Na viagem de cinco dias pela África, o líder francês tem tentado se descolar da agenda meramente militar e mostrar que a chamada "françafrique", como são apelidadas as relações entre França e África, pode ir além. No Gabão, onde esteve para uma Cúpula Florestal de dois dias, anunciou o envio de EUR 50 milhões (R$ 275 milhões) para ajudar países na proteção de suas florestas e da biodiversidade.

"Precisamos ter dinheiro na mesa e ter ações concretas", disse o presidente francês. O anúncio não é feito sem motivo no país da Costa Oeste da África: no Gabão está parte da segunda maior floresta tropical do mundo, atrás apenas da Amazônia -a Floresta do Congo.

Dali, ele ruma para Angola, antiga colônia lusófona com a qual a França tem laços econômicos, em especial no setor do petróleo --o país é um dos maiores produtores da África, ao lado da Nigéria. Macron tem afirmado que quer diversificar parcerias, desta vez para fora da área histórica de influência de Paris.

O francês não é o único líder que tem se voltado para o continente, também uma prioridade russa. O chanceler russo, Serguei Lavrov, esteve há poucas semanas no Mali, na Mauritânia e no Sudão, após giro anterior no qual passou por África do Sul, Essuatíni, Angola e Eritreia.

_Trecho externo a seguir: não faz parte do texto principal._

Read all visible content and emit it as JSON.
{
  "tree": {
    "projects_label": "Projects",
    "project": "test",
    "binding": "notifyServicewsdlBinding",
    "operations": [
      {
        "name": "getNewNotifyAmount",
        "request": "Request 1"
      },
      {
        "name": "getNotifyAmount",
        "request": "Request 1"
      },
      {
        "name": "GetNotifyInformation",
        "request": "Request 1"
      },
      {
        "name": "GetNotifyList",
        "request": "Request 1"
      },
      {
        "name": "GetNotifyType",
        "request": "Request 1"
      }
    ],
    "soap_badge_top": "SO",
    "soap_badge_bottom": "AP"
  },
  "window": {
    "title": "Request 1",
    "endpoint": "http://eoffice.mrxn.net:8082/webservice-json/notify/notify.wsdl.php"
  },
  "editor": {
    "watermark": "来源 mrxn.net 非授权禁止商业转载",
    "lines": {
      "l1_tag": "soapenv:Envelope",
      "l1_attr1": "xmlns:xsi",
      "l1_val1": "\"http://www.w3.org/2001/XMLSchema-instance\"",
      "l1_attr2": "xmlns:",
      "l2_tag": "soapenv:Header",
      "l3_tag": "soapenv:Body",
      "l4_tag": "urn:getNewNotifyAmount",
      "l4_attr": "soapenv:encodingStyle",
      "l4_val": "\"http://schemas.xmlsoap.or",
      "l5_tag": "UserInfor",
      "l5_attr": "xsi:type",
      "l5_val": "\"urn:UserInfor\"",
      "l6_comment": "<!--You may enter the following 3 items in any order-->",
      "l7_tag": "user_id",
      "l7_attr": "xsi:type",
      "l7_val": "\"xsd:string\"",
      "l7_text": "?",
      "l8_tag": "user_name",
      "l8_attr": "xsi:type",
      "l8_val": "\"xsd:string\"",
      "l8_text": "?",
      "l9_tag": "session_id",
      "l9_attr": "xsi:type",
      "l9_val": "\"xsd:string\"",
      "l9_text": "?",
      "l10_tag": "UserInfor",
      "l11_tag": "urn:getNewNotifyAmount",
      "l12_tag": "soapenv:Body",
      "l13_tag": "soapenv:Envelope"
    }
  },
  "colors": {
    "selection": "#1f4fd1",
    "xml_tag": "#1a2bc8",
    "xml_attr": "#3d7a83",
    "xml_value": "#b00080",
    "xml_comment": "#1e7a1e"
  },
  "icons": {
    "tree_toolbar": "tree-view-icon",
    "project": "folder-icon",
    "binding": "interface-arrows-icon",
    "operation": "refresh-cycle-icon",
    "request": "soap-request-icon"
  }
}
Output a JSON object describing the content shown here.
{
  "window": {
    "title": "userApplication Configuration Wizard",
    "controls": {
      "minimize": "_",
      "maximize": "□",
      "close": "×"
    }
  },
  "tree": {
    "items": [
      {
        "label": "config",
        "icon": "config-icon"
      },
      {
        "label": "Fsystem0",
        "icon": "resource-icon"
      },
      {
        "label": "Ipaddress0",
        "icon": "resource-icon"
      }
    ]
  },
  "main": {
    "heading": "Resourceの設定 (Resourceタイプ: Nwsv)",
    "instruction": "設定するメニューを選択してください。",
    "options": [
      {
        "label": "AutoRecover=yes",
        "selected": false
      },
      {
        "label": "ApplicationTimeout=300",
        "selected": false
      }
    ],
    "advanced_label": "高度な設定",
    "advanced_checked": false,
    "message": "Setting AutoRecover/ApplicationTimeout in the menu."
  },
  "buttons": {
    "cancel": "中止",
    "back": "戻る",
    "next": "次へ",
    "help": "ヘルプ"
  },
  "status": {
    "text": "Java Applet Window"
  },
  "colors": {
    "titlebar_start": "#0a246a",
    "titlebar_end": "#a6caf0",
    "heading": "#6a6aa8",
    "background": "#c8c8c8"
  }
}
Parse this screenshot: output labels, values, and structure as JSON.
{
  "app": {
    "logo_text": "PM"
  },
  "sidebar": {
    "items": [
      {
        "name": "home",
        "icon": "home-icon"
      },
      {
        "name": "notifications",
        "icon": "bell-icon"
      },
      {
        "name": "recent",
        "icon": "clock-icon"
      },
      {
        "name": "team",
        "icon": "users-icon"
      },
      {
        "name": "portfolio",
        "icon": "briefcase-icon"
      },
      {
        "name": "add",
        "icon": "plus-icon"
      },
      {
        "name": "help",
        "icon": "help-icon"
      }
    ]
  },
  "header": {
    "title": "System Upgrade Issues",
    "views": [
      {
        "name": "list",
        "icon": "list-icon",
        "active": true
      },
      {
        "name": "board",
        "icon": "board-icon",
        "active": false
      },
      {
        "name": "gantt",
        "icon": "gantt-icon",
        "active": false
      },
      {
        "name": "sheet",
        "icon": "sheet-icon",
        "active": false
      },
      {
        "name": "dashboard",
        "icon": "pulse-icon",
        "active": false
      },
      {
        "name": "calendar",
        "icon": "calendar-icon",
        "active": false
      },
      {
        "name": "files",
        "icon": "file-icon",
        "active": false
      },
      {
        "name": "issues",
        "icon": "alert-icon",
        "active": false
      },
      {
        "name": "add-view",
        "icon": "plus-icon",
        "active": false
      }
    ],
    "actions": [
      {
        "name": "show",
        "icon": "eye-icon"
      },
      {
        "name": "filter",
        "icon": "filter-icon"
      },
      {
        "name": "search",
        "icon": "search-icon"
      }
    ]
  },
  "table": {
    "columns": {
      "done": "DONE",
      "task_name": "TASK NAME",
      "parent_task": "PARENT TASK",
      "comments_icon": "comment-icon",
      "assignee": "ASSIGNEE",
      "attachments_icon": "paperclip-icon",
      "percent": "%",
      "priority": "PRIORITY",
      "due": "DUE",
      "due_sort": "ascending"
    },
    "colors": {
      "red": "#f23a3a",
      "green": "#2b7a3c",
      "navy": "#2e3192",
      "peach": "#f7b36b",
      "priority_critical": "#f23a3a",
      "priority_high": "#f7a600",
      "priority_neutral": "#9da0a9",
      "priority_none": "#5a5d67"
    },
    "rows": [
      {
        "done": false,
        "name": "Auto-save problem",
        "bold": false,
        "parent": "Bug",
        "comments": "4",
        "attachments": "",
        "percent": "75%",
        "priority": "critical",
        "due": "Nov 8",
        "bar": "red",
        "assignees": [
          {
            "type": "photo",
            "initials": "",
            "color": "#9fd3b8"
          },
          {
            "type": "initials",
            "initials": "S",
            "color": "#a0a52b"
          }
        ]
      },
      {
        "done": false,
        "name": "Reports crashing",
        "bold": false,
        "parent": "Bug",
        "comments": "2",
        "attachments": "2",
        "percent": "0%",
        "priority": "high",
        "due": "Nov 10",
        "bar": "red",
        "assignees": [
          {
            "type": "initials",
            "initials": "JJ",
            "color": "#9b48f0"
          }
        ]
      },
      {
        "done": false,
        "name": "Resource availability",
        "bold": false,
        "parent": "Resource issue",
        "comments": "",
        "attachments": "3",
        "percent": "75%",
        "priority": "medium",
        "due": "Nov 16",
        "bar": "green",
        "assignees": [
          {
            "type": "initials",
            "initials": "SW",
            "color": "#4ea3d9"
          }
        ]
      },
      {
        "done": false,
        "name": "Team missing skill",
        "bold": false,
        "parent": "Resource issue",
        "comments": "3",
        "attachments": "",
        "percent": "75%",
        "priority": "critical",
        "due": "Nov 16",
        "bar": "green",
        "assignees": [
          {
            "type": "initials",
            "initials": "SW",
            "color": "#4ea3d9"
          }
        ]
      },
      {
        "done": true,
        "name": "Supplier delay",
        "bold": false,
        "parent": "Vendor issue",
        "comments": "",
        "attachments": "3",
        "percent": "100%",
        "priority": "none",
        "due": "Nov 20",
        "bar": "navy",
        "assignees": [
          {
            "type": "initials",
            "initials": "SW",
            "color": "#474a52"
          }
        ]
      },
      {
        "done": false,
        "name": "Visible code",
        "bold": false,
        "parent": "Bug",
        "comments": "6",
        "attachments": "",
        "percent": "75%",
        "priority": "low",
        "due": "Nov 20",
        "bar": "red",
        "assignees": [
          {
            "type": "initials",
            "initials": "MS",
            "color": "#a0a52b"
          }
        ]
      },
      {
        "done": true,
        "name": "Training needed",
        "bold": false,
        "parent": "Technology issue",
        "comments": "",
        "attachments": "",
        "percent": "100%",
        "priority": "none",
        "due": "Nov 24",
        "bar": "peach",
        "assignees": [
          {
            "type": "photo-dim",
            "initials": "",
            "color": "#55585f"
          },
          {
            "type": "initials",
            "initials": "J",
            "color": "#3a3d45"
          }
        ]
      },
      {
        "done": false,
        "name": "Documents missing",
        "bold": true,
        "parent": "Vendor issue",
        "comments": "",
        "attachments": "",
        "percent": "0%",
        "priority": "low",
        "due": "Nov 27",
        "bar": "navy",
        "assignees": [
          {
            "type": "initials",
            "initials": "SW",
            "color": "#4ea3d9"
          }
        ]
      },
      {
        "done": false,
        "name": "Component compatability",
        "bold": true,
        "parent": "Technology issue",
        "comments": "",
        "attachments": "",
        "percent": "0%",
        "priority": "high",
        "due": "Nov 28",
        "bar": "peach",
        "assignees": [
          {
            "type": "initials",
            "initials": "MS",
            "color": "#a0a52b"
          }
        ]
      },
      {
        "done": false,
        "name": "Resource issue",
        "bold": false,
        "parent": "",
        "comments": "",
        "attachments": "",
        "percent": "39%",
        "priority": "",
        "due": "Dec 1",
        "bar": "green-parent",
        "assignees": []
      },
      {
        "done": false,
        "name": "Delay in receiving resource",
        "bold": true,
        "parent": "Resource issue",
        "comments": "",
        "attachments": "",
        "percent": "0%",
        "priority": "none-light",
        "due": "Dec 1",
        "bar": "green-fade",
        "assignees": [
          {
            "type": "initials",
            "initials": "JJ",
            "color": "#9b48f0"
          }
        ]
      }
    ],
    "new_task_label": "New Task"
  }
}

Em Cartum, capital do Sudão, disse ter conversado com líderes regionais sobre as necessidades de reformar o Conselho de Segurança da ONU, onde a Rússia é membro permanente e, portanto, tem poder de veto, e de construir um mundo multipolar. "Delegações ocidentais estão seguindo nossos passos e tentando impedir nossos esforços para ter um mundo multipolar", disse o chefe da diplomacia russa.

Mais recentemente, China e Rússia realizaram exercícios militares conjuntos com a África do Sul, na costa leste do país, o que Pretória chamou de um exercício de rotina. As manobras ocorreram na mesma época do aniversário de um ano da Guerra da Ucrânia e foram criticadas por países como os Estados Unidos.

Quem também esteve em países da África há pouco tempo foi o papa Francisco, que, após adiar a visita por questões de saúde, foi à República Democrática do Congo e ao Sudão do Sul em janeiro. Na ocasião, o líder da Igreja Católica adotou um discurso enfático contra a interferência estrangeira no continente.

"Tirem as mãos da África! Parem de asfixiar a África! Ela não é uma mina ou um terreno a ser explorado. Deixem a África ser protagonista de seu destino", disse o pontífice durante discurso em Kinshasa.